The NIAID has agreed to pay for the study, and a group of HIV advocates and South African activists have penned a letter to director Anthony Fauci complaining about the delay. HIV patients can be hit by Covid-19 particularly hard, they say, because the virus lowers immune response.
“We believe this will be a landmark study for this region and … the world,” the letter said. “We respectfully ask that you do all in your power to enable this study to take place.”
The trial is aimed at testing the protection of the vaccines against the South African variant, now dubbed Beta. Non-mRNA vaccines — including those from Novavax and J&J — don’t seem to offer enough protection in people with HIV, Science reports. Pfizer’s vaccine has demonstrated 100% efficacy against the South African variant, while J&J’s just showed 57% and AstraZeneca’s 11%.
The trial involves 14,000 patients in South Africa, Botswana, Zimbabwe, Eswatini, Malawi, Zambia, Uganda and Kenya, where HIV prevalence is as high as 27%. Half the participants were set to receive the Moderna vaccine, while the other half would receive a placebo. But Moderna pulled out, citing liability concerns and troubles with the study’s design, according to Science.
A hesitancy to provide the vaccine for the trial could be a step back for the Cambridge, MA drugmaker, just as it’s been running full speed ahead in the last 2 months or so. After a delay in announcing just how many doses the company would provide to COVAX, in an agreement with Gavi, the vaccine alliance, for distribution in lower and middle-income countries, Moderna pledged 500 million doses of the vaccine to the program by the end of 2022 in early May. Along with that announcement came the news that manufacturing would be kicked into high gear, as the company pledged to make doses in Korea, Switzerland and even Australia.
“We said, ‘What can we do for the world?’ and we basically went back to our board and said, “We need to do massive investment,” CEO Stéphane Bancel told Endpoints News at the end of April. “We need to aim to increase our capacity for next year so that we can make sure we can vaccinate and boost everybody.”
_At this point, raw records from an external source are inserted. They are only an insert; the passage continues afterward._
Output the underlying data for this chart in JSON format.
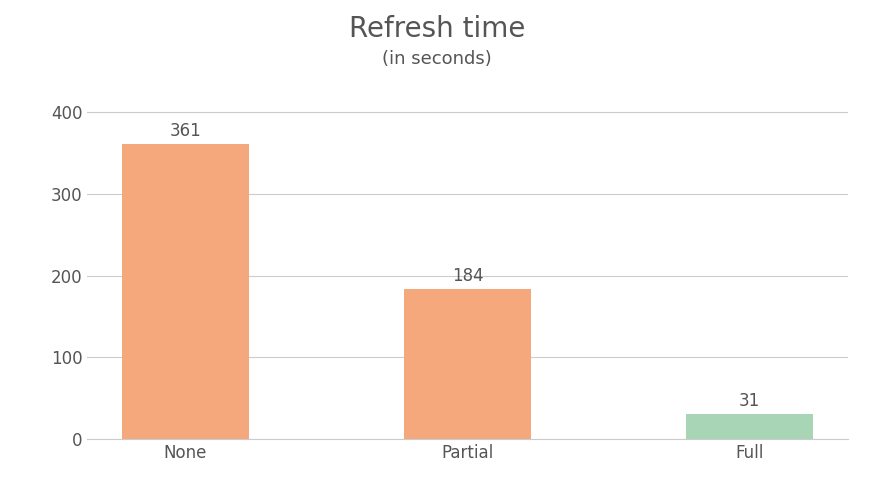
{
  "categories": [
    "None",
    "Partial",
    "Full"
  ],
  "values": [
    361,
    184,
    31
  ],
  "bar_colors": [
    "#F4A87C",
    "#F4A87C",
    "#A8D5B5"
  ],
  "title": "Refresh time",
  "subtitle": "(in seconds)",
  "ylim": [
    0,
    430
  ],
  "yticks": [
    0,
    100,
    200,
    300,
    400
  ],
  "title_fontsize": 20,
  "subtitle_fontsize": 13,
  "tick_fontsize": 12,
  "value_label_fontsize": 12,
  "background_color": "#ffffff",
  "grid_color": "#cccccc",
  "bar_width": 0.45,
  "title_color": "#555555",
  "tick_label_color": "#555555",
  "value_label_color": "#555555"
}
In theory, the US government could still provide Africa with the doses it needs for the trial to take place. However, the Public Readiness and Emergency Preparedness Act that indemnifies manufacturers only stands in the US, leaving a slight window for a lawsuit against Moderna, should something go wrong.
Children as young as 6 months old to be included in Pfizer vaccine study
Pfizer’s vaccine has been approved for children above the age of 12, but Tuesday, the company announced it will start studying the vaccine in children ages 12 and under, Reuters reports.
Pfizer has remained a step ahead of the competition when it comes to gaining approval for vaccine use in kids. The announcement follows the approval of Moderna’s vaccine in use for children in both Canada and the EU on Monday.
Children between the ages of 5 and 11 will get a dose of 10 micrograms, while anyone younger will get a dose of 3 micrograms.
The study will enroll up to 4,500 children in the US, Finland, Poland and Spain, the company said.